Whispers from the Star ist ein Sci-Fi-Story-Spiel, das sich durch und durch nach Science Fiction anfühlt. Denn die Astronautin Stella ist kein gewöhnlicher NPC. Hinter der jungen Frau steckt ein Chat-Bot à la ChatGPT, der direkt auf meine Aussagen reagiert und auch mir Fragen stellt.
Anfangs bin ich fasziniert. Die Panik in ihrer Stimme wirkt echt, als sie mich verzweifelt um Hilfe bittet. Wie kann ich aus meiner Rettungskapsel entkommen?
, fragt sie mit zitternder Stimme. In meinem Kopf rattert es. Gibt es ein Notfallprotokoll? Einen funktionierenden Computer? Werkzeuge, um die Tür aufzubrechen? Wo sind wir überhaupt?
Schnell entspinnt sich ein angeregtes Gespräch, bei dem wir unsere Optionen durchgehen. Statt mich durch Dialogoptionen zu klicken oder Items auszuwählen, spreche ich direkt über mein Mikrofon mit Stella, die dann meine Vorschläge umsetzt. Ein anfangs unglaubliches Gefühl, das das Potenzial für zukünftige Story-Spiele aufzeigt – doch die Fassade bröckelt schnell.
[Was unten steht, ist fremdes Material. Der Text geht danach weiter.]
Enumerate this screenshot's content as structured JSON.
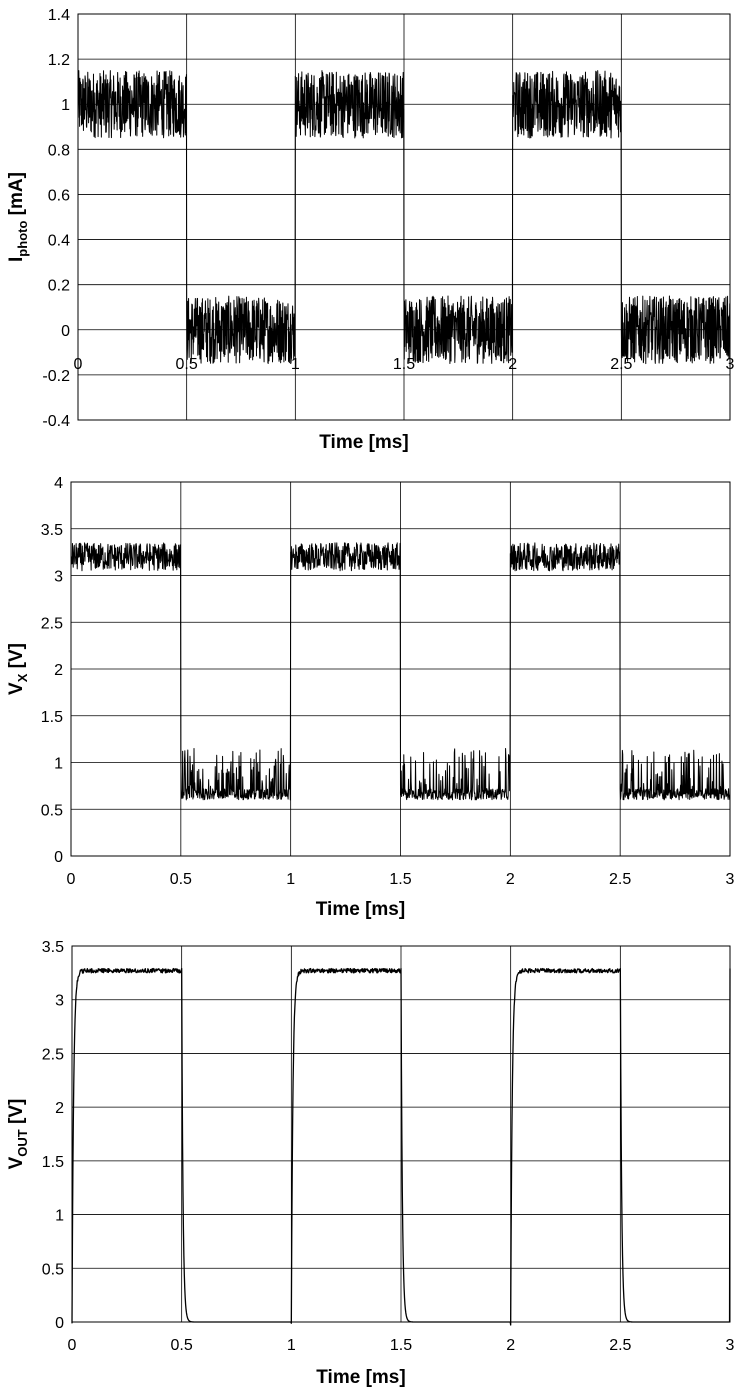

Hinweis: Whispers from the Star ist nur auf Englisch verfügbar. Ihr braucht sehr gute Englisch-Kenntnisse zum Spielen, da ihr nicht nur den Bot verstehen, sondern auch selbst verständliche Anweisungen geben müsst.
Das Spiel arbeitet zudem mit klaren Restriktionen, sodass explizit sexuelle Interaktionen, Hassrede, stark emotional aufgeladene Themen wie Selbstverletzung und vergleichbare Inhalte nicht besprochen werden können.
Die Macht der Worte
Whispers from the Star erinnert eher an ein Visual Novel als ein klassisches Adventure – allerdings eben mit einer stark interaktiven Rollenspiel-Komponente. Die Handlung findet über einen Chatlog und Video-Anrufe statt, wobei ich mit Stella direkt über mein PC-Mikrofon interagiere und sie anleite. Als junge Astronautin ist sie nach einer mysteriösen Störung alleine auf dem Planeten Gaia gestrandet.